For the Christian life is not merely a life that we lead- it 'is no
longer we who live, but Christ who lives in us'; what enables us to lead the
Christian life is the 'Christ who dwells in our hearts by faith' (Eph.
III.17.); the actions of the Christian are not so much the actions he performs
by his powers, but rather the fine flowers and fruits of the Vine which
flourishes within him.
For
Christ the Vine to flourish within us, we must understand what Christ wishes of
us, we must have the 'mind of Christ'; and we learn His mind from His Heart.
Even in human affairs, love brings us inside another's mind with an insight
unparalleled by any other form of knowledge. It is love, setting up in us a
fellow-feeling with Christ's Heart, that shows us what is in His mind. Devotion
to His Heart is not reserved for special persons, occasions or actions; it is a
matter of trying, even in the simplest things, to carry out what is in Christ's
mind for us, to find opportunities to love Him who has loved us so much.

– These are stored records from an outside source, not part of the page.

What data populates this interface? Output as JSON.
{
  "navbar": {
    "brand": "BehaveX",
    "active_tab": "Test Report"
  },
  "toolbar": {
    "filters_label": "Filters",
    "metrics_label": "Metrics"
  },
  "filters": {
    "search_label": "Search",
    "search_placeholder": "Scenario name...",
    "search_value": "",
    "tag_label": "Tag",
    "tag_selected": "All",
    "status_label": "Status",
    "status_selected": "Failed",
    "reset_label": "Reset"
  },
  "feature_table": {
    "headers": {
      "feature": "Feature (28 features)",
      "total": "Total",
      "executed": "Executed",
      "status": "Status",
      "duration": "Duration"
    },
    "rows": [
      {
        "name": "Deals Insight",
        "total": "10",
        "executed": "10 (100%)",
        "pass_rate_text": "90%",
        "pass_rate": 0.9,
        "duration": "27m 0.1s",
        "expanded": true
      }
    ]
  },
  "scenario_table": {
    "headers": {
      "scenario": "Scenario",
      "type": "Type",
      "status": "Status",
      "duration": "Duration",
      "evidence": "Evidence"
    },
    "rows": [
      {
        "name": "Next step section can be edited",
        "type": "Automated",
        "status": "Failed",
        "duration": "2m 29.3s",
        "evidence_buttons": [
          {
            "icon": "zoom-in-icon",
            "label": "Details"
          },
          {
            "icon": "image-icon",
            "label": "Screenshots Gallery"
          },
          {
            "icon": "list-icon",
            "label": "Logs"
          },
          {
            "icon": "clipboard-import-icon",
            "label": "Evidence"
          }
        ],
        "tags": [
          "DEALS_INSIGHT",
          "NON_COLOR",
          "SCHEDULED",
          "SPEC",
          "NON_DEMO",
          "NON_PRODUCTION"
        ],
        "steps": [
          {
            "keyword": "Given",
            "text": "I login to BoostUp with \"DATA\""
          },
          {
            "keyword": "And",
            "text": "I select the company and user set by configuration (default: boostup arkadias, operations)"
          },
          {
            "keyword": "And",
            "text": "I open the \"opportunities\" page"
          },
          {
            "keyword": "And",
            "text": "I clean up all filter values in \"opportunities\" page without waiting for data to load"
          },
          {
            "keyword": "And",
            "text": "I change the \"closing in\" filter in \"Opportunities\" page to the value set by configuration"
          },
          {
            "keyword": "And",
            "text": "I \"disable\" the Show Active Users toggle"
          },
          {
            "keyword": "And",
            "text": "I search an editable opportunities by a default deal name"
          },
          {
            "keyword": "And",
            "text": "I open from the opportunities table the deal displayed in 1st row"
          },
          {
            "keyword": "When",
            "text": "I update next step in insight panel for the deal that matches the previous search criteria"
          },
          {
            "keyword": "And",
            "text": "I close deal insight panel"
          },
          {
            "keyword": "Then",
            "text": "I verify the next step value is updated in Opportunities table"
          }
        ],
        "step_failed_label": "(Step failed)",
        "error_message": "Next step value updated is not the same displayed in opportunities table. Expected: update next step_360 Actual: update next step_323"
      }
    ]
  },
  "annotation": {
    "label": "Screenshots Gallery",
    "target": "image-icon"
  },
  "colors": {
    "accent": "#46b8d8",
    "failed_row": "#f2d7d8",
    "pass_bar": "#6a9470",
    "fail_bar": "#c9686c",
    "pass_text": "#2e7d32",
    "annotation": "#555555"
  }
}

Winding an alarm clock is an act of devotion if we do it to ensure our
punctuality at Mass or work — for He gives us work, as He gives us the Mass,
that through it we may grow perfect in love; eating a meal becomes an act of
true devotion if we try to find in it the strength to do Christ's work.
Whatever our present imperfection or sinfulness, true devotion must aim
at co-operating with Christ that the divine life He purchased for us on Calvary
and bestowed on us in baptism may come to the fullness He wishes to give us.